Uitspraak
7 april 2006
Eerste Kamer
Nr. C05/013HR
RM/JMH
Hoge Raad der Nederlanden
Arrest
in de zaak van:
DUPLICADO B.V.,
gevestigd te Breda,
EISERES tot cassatie,
advocaat: mr. P. Garretsen,
t e g e n
JURESTA NEDERLAND B.V., handelende onder de naam Juresta Creditmanagement,
gevestigd te Apeldoorn,
VERWEERSTER in cassatie,
advocaat: mr. H.A. Groen.
1. Het geding in feitelijke instanties
Verweerster in cassatie - verder te noemen: Juresta - heeft bij exploot van 20 juni 2001 eiseres tot cassatie - verder te noemen: Duplicado - gedagvaard voor de kantonrechter te Breda en gevorderd Duplicado te veroordelen aan Juresta te betalen een bedrag van ƒ 8.859,99, te vermeerderen met de contractuele rente over dit bedrag vanaf 24 mei 2001 tot aan de dag der algehele voldoening.
Duplicado heeft de vordering bestreden.
De rechtbank (sector kanton) heeft bij vonnis van 27 februari 2002, hersteld bij vonnis van 11 september 2002, Duplicado veroordeeld aan Juresta te betalen de som van € 4.020,31 te vermeerderen met contractuele rente en wettelijke rente.
Tegen dit vonnis heeft Duplicado hoger beroep ingesteld bij het gerechtshof te 's-Hertogenbosch.
Bij arrest van 20 januari 2004 heeft het hof het beroepen vonnis bekrachtigd.
Het arrest van het hof is aan dit arrest gehecht.
2. Het geding in cassatie
Tegen het arrest van het hof heeft Duplicado beroep in cassatie ingesteld. De cassatiedagvaarding en het herstelexploot zijn aan dit arrest gehecht en maken daarvan deel uit.
Juresta heeft geconcludeerd tot verwerping van het beroep.
De zaak is voor partijen toegelicht door hun advocaten.
De conclusie van de Advocaat-Generaal D.W.F. Verkade strekt tot verwerping van het beroep.
3. Beoordeling van de middelen
De in de middelen aangevoerde klachten kunnen niet tot cassatie leiden.
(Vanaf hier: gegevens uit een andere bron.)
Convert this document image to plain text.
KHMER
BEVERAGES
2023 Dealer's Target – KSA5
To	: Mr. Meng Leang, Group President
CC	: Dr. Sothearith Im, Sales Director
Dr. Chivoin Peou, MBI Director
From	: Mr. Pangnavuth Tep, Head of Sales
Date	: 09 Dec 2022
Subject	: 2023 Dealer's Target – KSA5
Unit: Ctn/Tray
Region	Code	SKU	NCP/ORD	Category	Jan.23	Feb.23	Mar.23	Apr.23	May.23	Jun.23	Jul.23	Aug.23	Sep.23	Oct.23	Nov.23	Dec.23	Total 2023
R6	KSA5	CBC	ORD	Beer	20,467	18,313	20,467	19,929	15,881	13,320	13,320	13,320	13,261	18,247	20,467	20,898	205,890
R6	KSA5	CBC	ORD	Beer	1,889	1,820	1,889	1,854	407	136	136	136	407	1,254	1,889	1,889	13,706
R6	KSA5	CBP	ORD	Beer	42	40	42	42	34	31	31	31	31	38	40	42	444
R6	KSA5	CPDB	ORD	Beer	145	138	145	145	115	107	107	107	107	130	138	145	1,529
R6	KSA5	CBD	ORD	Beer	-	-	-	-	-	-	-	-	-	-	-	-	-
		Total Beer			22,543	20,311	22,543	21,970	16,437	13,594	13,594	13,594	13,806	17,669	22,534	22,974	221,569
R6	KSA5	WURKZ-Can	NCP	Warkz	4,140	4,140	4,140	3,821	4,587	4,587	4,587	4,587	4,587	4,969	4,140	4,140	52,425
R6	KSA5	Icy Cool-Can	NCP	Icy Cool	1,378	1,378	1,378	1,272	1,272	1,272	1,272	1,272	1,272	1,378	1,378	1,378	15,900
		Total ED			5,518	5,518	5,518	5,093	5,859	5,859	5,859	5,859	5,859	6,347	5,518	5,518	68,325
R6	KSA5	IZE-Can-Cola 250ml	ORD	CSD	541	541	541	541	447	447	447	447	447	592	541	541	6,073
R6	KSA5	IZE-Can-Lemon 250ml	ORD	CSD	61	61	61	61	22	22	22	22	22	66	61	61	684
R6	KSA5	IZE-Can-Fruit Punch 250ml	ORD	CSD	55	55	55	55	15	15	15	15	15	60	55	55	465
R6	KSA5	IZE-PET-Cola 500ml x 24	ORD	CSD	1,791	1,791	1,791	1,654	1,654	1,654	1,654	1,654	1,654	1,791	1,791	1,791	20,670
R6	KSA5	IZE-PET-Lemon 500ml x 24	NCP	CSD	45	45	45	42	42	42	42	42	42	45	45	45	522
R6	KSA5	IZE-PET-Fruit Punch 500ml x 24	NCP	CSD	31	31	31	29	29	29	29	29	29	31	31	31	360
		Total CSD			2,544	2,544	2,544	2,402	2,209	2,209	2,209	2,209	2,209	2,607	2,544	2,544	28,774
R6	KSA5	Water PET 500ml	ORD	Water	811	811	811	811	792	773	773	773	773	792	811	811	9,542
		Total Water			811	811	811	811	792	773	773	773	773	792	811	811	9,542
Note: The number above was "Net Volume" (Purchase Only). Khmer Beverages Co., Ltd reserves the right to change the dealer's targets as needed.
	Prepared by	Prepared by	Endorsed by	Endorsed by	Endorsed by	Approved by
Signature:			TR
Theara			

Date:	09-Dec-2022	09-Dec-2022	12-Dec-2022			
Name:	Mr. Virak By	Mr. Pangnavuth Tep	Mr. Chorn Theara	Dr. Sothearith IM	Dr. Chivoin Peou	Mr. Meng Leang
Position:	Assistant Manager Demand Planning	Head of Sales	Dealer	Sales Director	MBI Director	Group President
Zulks behoeft, gezien art. 81 RO, geen nadere motivering nu de klachten niet nopen tot beantwoording van rechtsvragen in het belang van de rechtseenheid of de rechtsontwikkeling.
4. Beslissing
De Hoge Raad:
verwerpt het beroep;
veroordeelt Duplicado in de kosten van het geding in cassatie, tot op deze uitspraak aan de zijde van Juresta begroot € 359,34 aan verschotten en € 2.200,-- voor salaris.
Dit arrest is gewezen door de raadsheren H.A.M. Aaftink, als voorzitter, O. de Savornin Lohman en J.C. van Oven, en in het openbaar uitgesproken door de raadsheer E.J. Numann op 7 april 2006.